Step Hyp Ref Expression
1 xlimclim2lem.z 
 |-  Z = ( ZZ>= ` M )
2 xlimclim2lem.f 
 |-  ( ph -> F : Z --> RR* )
3 xlimclim2lem.a 
 |-  ( ph -> A e. RR )
4 xlimclim2lem.r 
 |-  ( ph -> E. j e. Z ( F |` ( ZZ>= ` j ) ) : ( ZZ>= ` j ) --> RR )
5 1 2 fuzxrpmcn 
 |-  ( ph -> F e. ( RR* ^pm CC ) )
6 5 ad2antrr 
 |-  ( ( ( ph /\ j e. Z ) /\ ( F |` ( ZZ>= ` j ) ) : ( ZZ>= ` j ) --> RR ) -> F e. ( RR* ^pm CC ) )
7 1 eluzelz2 
 |-  ( j e. Z -> j e. ZZ )
8 7 ad2antlr 
 |-  ( ( ( ph /\ j e. Z ) /\ ( F |` ( ZZ>= ` j ) ) : ( ZZ>= ` j ) --> RR ) -> j e. ZZ )
9 6 8 xlimres 
 |-  ( ( ( ph /\ j e. Z ) /\ ( F |` ( ZZ>= ` j ) ) : ( ZZ>= ` j ) --> RR ) -> ( F ~~>* A <-> ( F |` ( ZZ>= ` j ) ) ~~>* A ) )
10 eqid 
 |-  ( ZZ>= ` j ) = ( ZZ>= ` j )
11 simpr 
 |-  ( ( ( ph /\ j e.
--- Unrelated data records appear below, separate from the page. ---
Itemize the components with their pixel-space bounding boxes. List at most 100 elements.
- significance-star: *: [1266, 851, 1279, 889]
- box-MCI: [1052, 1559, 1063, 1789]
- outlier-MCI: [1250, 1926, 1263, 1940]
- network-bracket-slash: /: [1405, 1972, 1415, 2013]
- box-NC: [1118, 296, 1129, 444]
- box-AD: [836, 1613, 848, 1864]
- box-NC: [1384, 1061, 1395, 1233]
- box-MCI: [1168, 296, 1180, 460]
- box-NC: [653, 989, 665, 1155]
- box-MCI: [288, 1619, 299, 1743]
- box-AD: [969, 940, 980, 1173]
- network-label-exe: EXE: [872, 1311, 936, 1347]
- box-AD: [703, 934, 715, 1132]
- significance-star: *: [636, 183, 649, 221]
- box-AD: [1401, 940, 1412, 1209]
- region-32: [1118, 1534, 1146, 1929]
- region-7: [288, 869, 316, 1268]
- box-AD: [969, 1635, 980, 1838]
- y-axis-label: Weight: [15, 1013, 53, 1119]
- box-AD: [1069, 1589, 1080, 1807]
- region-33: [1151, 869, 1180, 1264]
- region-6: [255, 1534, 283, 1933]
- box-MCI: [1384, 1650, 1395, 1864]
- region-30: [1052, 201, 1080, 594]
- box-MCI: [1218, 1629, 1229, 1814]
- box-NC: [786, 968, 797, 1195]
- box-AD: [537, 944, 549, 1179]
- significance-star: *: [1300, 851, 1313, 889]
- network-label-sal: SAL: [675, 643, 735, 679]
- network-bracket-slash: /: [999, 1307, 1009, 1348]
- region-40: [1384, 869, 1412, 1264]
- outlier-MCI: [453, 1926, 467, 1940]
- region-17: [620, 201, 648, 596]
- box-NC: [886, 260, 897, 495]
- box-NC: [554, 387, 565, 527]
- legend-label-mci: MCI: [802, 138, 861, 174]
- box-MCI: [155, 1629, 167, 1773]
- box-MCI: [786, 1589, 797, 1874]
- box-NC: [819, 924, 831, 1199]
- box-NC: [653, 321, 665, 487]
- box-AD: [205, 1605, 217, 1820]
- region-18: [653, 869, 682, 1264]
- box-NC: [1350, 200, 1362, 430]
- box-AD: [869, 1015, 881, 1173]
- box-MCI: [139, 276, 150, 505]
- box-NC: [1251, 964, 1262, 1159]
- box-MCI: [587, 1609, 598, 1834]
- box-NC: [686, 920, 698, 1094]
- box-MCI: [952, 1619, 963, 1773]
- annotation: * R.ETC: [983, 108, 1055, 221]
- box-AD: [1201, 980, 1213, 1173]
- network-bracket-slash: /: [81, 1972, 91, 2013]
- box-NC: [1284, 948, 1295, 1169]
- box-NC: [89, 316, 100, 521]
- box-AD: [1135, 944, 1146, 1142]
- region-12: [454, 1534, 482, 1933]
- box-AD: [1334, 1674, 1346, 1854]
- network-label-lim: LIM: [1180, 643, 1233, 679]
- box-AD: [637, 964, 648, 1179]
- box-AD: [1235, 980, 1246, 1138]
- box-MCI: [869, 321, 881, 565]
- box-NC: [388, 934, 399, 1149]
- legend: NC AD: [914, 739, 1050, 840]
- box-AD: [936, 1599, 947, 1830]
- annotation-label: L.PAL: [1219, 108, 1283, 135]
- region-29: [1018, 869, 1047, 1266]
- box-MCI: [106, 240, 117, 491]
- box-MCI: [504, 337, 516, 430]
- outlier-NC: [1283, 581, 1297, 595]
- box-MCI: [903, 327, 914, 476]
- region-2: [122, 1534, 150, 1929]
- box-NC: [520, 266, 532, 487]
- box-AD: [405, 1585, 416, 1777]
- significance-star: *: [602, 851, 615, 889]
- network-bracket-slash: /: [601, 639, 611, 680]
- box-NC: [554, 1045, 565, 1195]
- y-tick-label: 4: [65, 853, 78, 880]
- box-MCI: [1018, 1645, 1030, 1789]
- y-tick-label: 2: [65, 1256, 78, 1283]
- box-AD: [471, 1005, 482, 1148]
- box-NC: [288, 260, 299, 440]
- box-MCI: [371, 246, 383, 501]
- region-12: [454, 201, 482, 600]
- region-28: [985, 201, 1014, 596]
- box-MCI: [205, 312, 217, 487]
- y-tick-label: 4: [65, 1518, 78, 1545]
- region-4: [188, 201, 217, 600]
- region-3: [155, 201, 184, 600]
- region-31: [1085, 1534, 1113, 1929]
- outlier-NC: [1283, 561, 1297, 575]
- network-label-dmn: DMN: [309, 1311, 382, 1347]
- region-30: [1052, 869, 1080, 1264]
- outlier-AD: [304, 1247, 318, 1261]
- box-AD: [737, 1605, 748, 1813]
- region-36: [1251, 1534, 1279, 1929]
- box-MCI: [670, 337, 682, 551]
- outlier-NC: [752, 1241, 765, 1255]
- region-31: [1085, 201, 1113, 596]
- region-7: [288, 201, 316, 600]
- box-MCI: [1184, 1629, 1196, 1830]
Z ) /\ ( F |` ( ZZ>= ` j ) ) : ( ZZ>= ` j ) --> RR ) -> ( F |` ( ZZ>= ` j ) ) : ( ZZ>= ` j ) --> RR )
12 3 ad2antrr 
 |-  ( ( ( ph /\ j e. Z ) /\ ( F |` ( ZZ>= ` j ) ) : ( ZZ>= ` j ) --> RR ) -> A e. RR )
13 8 10 11 12 xlimclim 
 |-  ( ( ( ph /\ j e. Z ) /\ ( F |` ( ZZ>= ` j ) ) : ( ZZ>= ` j ) --> RR ) -> ( ( F |` ( ZZ>= ` j ) ) ~~>* A <-> ( F |` ( ZZ>= ` j ) ) ~~> A ) )
14 1 fvexi 
 |-  Z e. _V
15 14 a1i 
 |-  ( ph -> Z e. _V )
16 2 15 fexd 
 |-  ( ph -> F e. _V )
17 climres 
 |-  ( ( j e. ZZ /\ F e. _V ) -> ( ( F |` ( ZZ>= ` j ) ) ~~> A <-> F ~~> A ) )
18 7 16 17 syl2anr 
 |-  ( ( ph /\ j e. Z ) -> ( ( F |` ( ZZ>= ` j ) ) ~~> A <-> F ~~> A ) )
19 18 adantr 
 |-  ( ( ( ph /\ j e. Z ) /\ ( F |` ( ZZ>= ` j ) ) : ( ZZ>= ` j ) --> RR ) -> ( ( F |` ( ZZ>= ` j ) ) ~~> A <-> F ~~> A ) )
20 9 13 19 3bitrd 
 |-  ( ( ( ph /\ j e. Z ) /\ ( F |` ( ZZ>= ` j ) ) : ( ZZ>= ` j ) --> RR ) -> ( F ~~>* A <-> F ~~> A ) )
21 20 4 r19.29a 
 |-  ( ph -> ( F ~~>* A <-> F ~~> A ) )